Although doxycycline has been recommended for the prophylaxis and treatment of mild LS, the preferred agent and the conferred benefits of antibiotic treatment overall for the severe form of the disease has been controversial. Traditionally, penicillin G sodium has been recommended as the first-line antibiotic treatment for moderate-to-severe LS.14 Nonetheless, there has been an increasing pattern of penicillin resistance among Leptospira spp. that has prompted the study and use of alternative agents.

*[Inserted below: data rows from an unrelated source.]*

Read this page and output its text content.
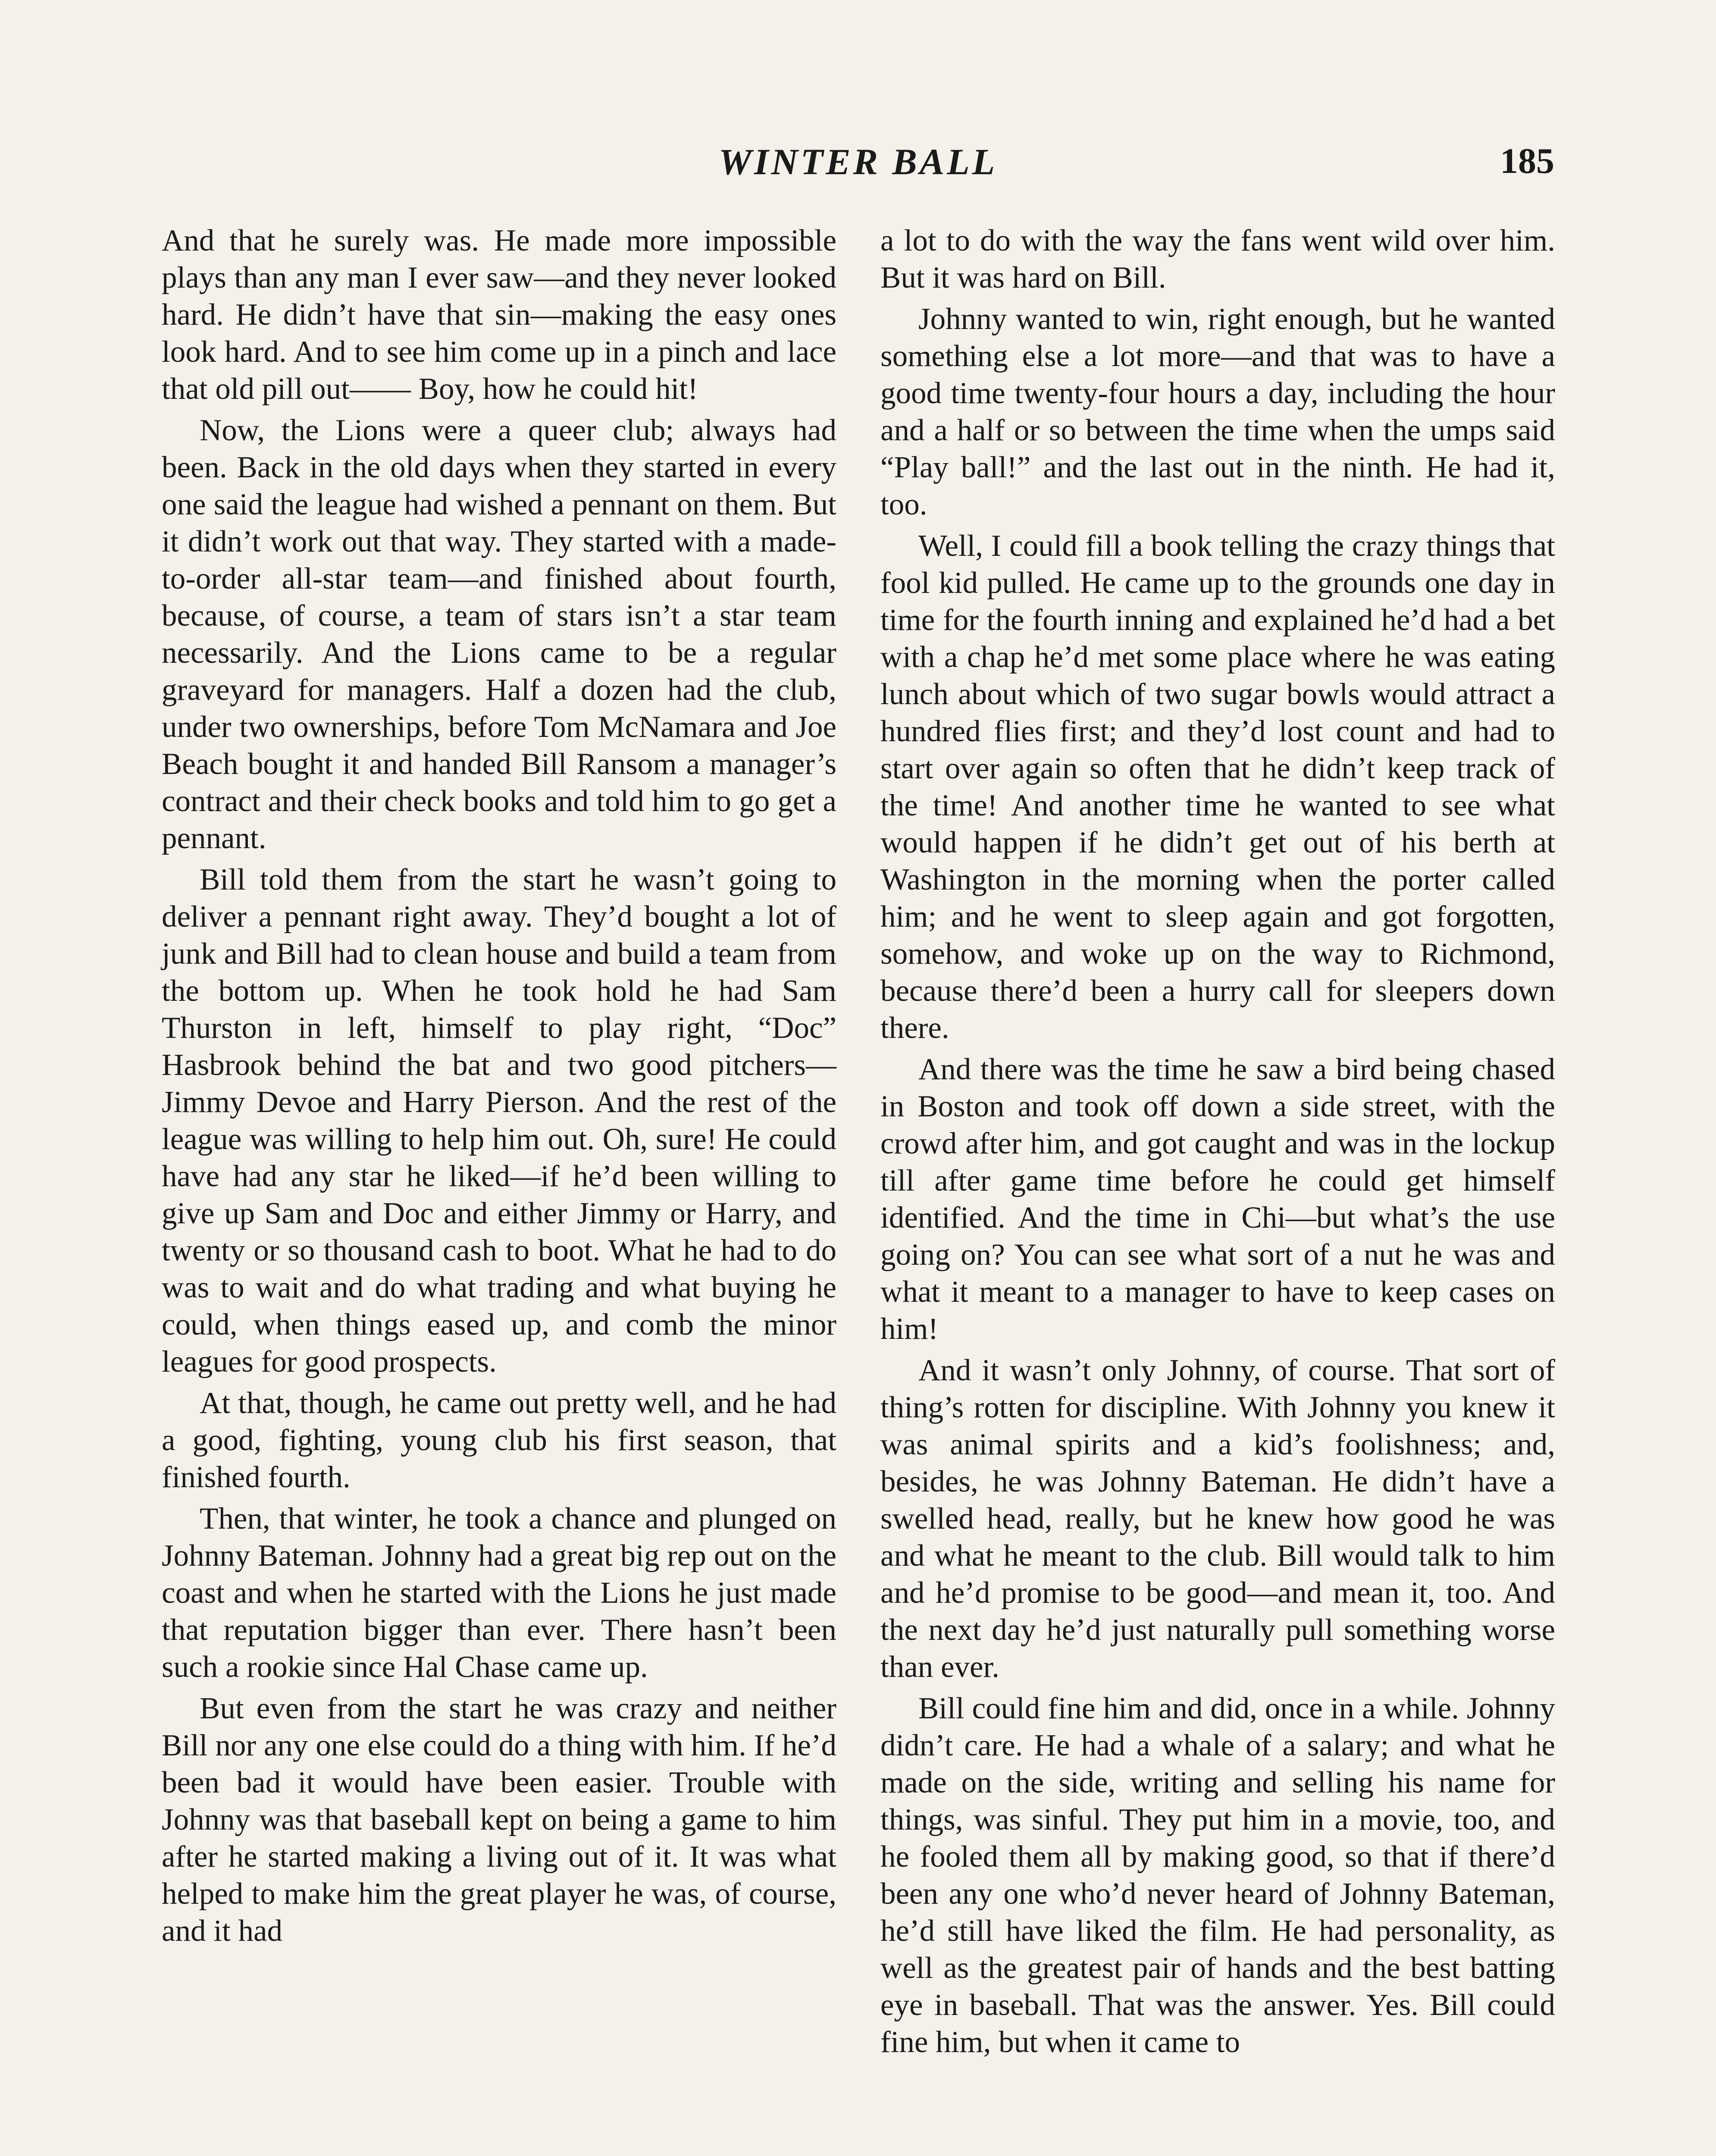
WINTER BALL	185

And that he surely was. He made more impossible plays than any man I ever saw—and they never looked hard. He didn’t have that sin—making the easy ones look hard. And to see him come up in a pinch and lace that old pill out—— Boy, how he could hit!

Now, the Lions were a queer club; always had been. Back in the old days when they started in every one said the league had wished a pennant on them. But it didn’t work out that way. They started with a made-to-order all-star team—and finished about fourth, because, of course, a team of stars isn’t a star team necessarily. And the Lions came to be a regular graveyard for managers. Half a dozen had the club, under two ownerships, before Tom McNamara and Joe Beach bought it and handed Bill Ransom a manager’s contract and their check books and told him to go get a pennant.

Bill told them from the start he wasn’t going to deliver a pennant right away. They’d bought a lot of junk and Bill had to clean house and build a team from the bottom up. When he took hold he had Sam Thurston in left, himself to play right, “Doc” Hasbrook behind the bat and two good pitchers—Jimmy Devoe and Harry Pierson. And the rest of the league was willing to help him out. Oh, sure! He could have had any star he liked—if he’d been willing to give up Sam and Doc and either Jimmy or Harry, and twenty or so thousand cash to boot. What he had to do was to wait and do what trading and what buying he could, when things eased up, and comb the minor leagues for good prospects.

At that, though, he came out pretty well, and he had a good, fighting, young club his first season, that finished fourth.

Then, that winter, he took a chance and plunged on Johnny Bateman. Johnny had a great big rep out on the coast and when he started with the Lions he just made that reputation bigger than ever. There hasn’t been such a rookie since Hal Chase came up.

But even from the start he was crazy and neither Bill nor any one else could do a thing with him. If he’d been bad it would have been easier. Trouble with Johnny was that baseball kept on being a game to him after he started making a living out of it. It was what helped to make him the great player he was, of course, and it had

a lot to do with the way the fans went wild over him. But it was hard on Bill.

Johnny wanted to win, right enough, but he wanted something else a lot more—and that was to have a good time twenty-four hours a day, including the hour and a half or so between the time when the umps said “Play ball!” and the last out in the ninth. He had it, too.

Well, I could fill a book telling the crazy things that fool kid pulled. He came up to the grounds one day in time for the fourth inning and explained he’d had a bet with a chap he’d met some place where he was eating lunch about which of two sugar bowls would attract a hundred flies first; and they’d lost count and had to start over again so often that he didn’t keep track of the time! And another time he wanted to see what would happen if he didn’t get out of his berth at Washington in the morning when the porter called him; and he went to sleep again and got forgotten, somehow, and woke up on the way to Richmond, because there’d been a hurry call for sleepers down there.

And there was the time he saw a bird being chased in Boston and took off down a side street, with the crowd after him, and got caught and was in the lockup till after game time before he could get himself identified. And the time in Chi—but what’s the use going on? You can see what sort of a nut he was and what it meant to a manager to have to keep cases on him!

And it wasn’t only Johnny, of course. That sort of thing’s rotten for discipline. With Johnny you knew it was animal spirits and a kid’s foolishness; and, besides, he was Johnny Bateman. He didn’t have a swelled head, really, but he knew how good he was and what he meant to the club. Bill would talk to him and he’d promise to be good—and mean it, too. And the next day he’d just naturally pull something worse than ever.

Bill could fine him and did, once in a while. Johnny didn’t care. He had a whale of a salary; and what he made on the side, writing and selling his name for things, was sinful. They put him in a movie, too, and he fooled them all by making good, so that if there’d been any one who’d never heard of Johnny Bateman, he’d still have liked the film. He had personality, as well as the greatest pair of hands and the best batting eye in baseball. That was the answer. Yes. Bill could fine him, but when it came to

An open-label, randomized comparison of parenteral cefotaxime, penicillin G sodium, and doxycycline for the treatment of suspected severe leptospirosis conducted by Suputtamongkol and colleagues showed no difference in mortality, defervescence, or time to resolution of abnormal laboratory findings.15 Current CDC recommendations include the use of parenteral penicillin 1.5 MU every 6 hours as the drug of choice, with ceftriaxone 1 g administered IV every 24 hours equally as effective.3

In addition to antimicrobial therapy, supportive care has shifted to include hemodialysis in those patients who develop AKI as part of the disease. Andrade and colleagues conducted a study of 33 patients with LS in Brazil that was set to compare the impact of door-to-dialysis time and dosage of hemodialysis on mortality. In patients with a quicker door-to-dialysis time and daily hemodialysis sessions, there was a 50% (16.7% vs 66.7%) absolute mortality reduction when compared with those with delayed initiation and alternate-day hemodialysis sessions.11 A follow-up prospective study compared the use of traditional sustained low-efficiency dialysis (SLED) with the use of extended SLED via hemodiafiltration in patients with LS presenting with ARDS and AKI. Although hemodiafiltration resulted in a relative decrease in serum levels of interleukin (IL)-17, IL-7, and CCL2/MCP-1, there was no significant difference in mortality.16 The most important prognostic factor in severe LS presenting with AKI and relating to RRT is a shorter door-to-dialysis time and increased dose, not the mode of dialysis clearance. Nonetheless, both RRT methods resulted in a progressive decrease in inflammatory mediators that have been associated with ATN and AIN in the context of LS.16 The authors argue that using CRRT instead of SLED via hemodiafiltration could have accentuated the effects of the reduction that inflammatory mediators may have on mortality in patients with severe LS.